Monday, July 21, 2008

The intersection of faith, family and survival

Bill’s daughter Mary is worried about him again. He is elderly and she fears he is over-committed in the community, considering his multiple medical problems.

She hasn’t approached me this time with her concerns, but it seems I cannot escape them, it being a small community. On Sunday at lunch, I am sitting at the corner table of the “Chinese-Western Diner,” feasting with my family on wonton soup, grilled cheese with ketchup, and buttermilk pancakes. A mutual friend approaches and asks me, as Bill’s physician, whether I think he should slow down, and in particular, cancel a bible study group that meets Fridays at 7 a.m. at a tiny local church.

I weigh my words carefully, wanting to protect the dignity and confidentiality of all involved — but particularly my friend, mentor and patient. “Well, I think Bill is in the best position to decide how he wishes to spend his energies, and I’m sure he’ll consider (well, consider, then happily ignore, judging from prior experience) his family’s concerns.”

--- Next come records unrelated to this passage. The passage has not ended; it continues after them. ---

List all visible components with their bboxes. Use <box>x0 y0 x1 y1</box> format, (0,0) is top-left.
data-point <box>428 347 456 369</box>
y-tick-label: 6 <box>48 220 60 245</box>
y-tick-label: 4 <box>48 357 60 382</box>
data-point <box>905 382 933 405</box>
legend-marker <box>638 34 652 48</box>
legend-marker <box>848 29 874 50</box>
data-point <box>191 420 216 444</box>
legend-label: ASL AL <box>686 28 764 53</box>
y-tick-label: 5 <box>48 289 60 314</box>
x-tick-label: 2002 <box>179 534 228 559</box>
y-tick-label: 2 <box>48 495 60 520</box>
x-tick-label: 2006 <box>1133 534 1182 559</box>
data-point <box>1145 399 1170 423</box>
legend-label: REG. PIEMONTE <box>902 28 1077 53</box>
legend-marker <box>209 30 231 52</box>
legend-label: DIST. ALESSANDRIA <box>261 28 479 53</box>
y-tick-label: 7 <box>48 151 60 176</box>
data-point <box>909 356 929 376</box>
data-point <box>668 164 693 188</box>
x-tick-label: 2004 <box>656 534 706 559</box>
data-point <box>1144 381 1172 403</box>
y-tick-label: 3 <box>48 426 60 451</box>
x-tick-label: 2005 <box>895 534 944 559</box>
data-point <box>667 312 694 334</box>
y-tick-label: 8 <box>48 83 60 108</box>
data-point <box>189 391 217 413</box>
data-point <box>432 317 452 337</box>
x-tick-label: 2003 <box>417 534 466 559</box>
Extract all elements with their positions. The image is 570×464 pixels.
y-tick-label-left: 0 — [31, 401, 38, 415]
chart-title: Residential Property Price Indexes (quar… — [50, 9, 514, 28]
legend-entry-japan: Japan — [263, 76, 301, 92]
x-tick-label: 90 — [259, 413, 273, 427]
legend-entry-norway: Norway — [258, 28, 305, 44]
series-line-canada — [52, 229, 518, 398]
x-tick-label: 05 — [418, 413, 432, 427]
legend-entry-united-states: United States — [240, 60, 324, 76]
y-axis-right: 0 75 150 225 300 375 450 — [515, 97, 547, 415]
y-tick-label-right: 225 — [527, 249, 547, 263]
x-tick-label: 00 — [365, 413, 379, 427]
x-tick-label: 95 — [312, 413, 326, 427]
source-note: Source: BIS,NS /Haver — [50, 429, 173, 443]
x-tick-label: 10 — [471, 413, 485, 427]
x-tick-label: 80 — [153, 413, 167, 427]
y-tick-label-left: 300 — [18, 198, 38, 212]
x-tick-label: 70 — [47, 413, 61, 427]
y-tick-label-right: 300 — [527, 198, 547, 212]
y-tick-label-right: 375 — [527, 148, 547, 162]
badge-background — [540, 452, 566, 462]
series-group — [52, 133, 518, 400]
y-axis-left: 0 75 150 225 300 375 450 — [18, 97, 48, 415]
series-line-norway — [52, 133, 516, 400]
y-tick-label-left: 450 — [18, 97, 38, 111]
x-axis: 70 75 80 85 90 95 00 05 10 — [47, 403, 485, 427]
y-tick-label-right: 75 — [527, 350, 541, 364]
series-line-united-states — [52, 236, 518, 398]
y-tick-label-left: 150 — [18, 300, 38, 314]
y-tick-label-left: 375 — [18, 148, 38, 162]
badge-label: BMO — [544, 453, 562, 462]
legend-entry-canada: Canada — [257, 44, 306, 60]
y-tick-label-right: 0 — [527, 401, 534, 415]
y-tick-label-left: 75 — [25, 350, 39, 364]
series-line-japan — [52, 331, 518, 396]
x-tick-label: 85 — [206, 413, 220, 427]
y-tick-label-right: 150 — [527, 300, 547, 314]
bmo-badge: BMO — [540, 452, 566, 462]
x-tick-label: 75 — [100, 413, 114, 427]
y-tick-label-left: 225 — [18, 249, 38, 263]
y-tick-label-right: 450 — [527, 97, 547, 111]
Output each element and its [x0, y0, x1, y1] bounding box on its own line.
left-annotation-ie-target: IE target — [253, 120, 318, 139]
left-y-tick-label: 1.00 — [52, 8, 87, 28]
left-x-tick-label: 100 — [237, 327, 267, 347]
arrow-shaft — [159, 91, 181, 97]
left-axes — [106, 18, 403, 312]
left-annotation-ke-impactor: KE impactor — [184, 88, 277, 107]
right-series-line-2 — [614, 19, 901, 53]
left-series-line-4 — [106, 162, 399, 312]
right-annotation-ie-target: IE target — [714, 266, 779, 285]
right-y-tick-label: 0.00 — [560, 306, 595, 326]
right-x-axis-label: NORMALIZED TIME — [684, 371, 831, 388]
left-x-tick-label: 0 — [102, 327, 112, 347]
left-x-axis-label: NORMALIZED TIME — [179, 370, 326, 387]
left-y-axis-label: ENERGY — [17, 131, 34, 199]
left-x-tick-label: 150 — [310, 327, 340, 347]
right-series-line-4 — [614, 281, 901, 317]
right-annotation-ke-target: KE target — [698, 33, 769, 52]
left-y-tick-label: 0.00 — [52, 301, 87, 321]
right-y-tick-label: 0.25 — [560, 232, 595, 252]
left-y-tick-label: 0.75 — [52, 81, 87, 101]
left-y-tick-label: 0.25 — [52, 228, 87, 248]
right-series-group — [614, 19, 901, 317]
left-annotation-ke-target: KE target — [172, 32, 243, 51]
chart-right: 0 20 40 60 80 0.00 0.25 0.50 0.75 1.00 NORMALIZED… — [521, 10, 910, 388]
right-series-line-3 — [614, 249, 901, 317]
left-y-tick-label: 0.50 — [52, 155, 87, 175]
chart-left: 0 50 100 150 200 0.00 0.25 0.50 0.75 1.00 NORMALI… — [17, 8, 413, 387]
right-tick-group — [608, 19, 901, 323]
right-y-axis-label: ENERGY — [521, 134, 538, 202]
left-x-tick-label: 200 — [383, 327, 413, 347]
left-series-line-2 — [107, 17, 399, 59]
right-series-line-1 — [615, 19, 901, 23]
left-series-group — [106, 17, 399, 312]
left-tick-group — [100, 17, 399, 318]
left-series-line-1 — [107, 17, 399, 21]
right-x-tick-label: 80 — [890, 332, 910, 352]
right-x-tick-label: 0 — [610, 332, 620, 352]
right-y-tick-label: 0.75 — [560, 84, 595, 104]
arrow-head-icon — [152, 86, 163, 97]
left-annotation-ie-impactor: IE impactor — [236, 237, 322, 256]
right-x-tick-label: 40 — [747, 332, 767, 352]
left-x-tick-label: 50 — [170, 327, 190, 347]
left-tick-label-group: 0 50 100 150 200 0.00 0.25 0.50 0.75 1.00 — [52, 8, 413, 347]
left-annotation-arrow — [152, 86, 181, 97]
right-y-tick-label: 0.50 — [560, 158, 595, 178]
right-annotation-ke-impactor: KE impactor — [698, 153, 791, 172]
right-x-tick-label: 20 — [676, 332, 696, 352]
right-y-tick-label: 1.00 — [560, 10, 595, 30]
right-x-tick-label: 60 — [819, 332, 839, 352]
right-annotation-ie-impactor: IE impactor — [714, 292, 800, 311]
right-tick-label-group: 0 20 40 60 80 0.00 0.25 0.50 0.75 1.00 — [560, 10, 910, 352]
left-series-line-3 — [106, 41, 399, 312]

“Great,” she responds with a smile; “See you Friday at seven.”

I turn back to my husband Paul, who stifles a chuckle. “It must be hard for Mary to sleep in when Bill is shuffling around the house at 6 a.m. on Fridays,” is his only comment.

Paul loves Friday mornings as much as I do; after bible study at church, I drive Bill back to our house, where Paul reads to him for an hour or so over tea. Bill still subscribes to his favorite magazines, despite losing his vision to macular degeneration, and Paul enjoys the excuse to read archaeology, history and international news with a good friend.

During residency, I was frequently warned not to serve as a friend’s physician, but my perspective shifted after moving north. It has been said that in a small community, physicians who won’t treat their friends have either no friends or no patients.

Yellowknife is large enough to balance these approaches, depending on the situation; and Bill has always preferred to be under the care of someone he knows and trusts as a friend. At times I have distanced myself from his care, insisting he also have a family physician and stepping out while a colleague on call prepared for a transvenous pacemaker insertion.

The hardest area has been discussion of code status. After a particularly difficult year — punctuated by repeated hospitalizations and a few medevacs — we addressed the topic in the comfort of my clinic.

I felt foolish outlining the question to a minister who traveled 3000 kilometers per year by dogsled in “the early days,” witnessing Inuit families torn apart by tuberculosis treatment and conducting funerals for infants who died on the trail during Arctic migrations. Bill understands human fragility far better than I do, and has had 50 years in the Arctic to reflect on the intersection of faith, family and survival.

He nodded slowly, and smiled.

“Yes, I understand what you are asking. I trust you and your colleagues to make the right decision, and I hope that the physicians looking after me would contact you and speak with my family as well.”

In his own wise way, he sidestepped the easy questions — tube or no tube? CPR or not? — and yet provided exactly what I needed to know.

Clinical situations change, but the guiding principles of his life – which he knows I share – will ensure that he lives and dies with grace, dignity, and hope. The best I can do for his code status is to advise: “Be sensible, be compassionate, and please call me.”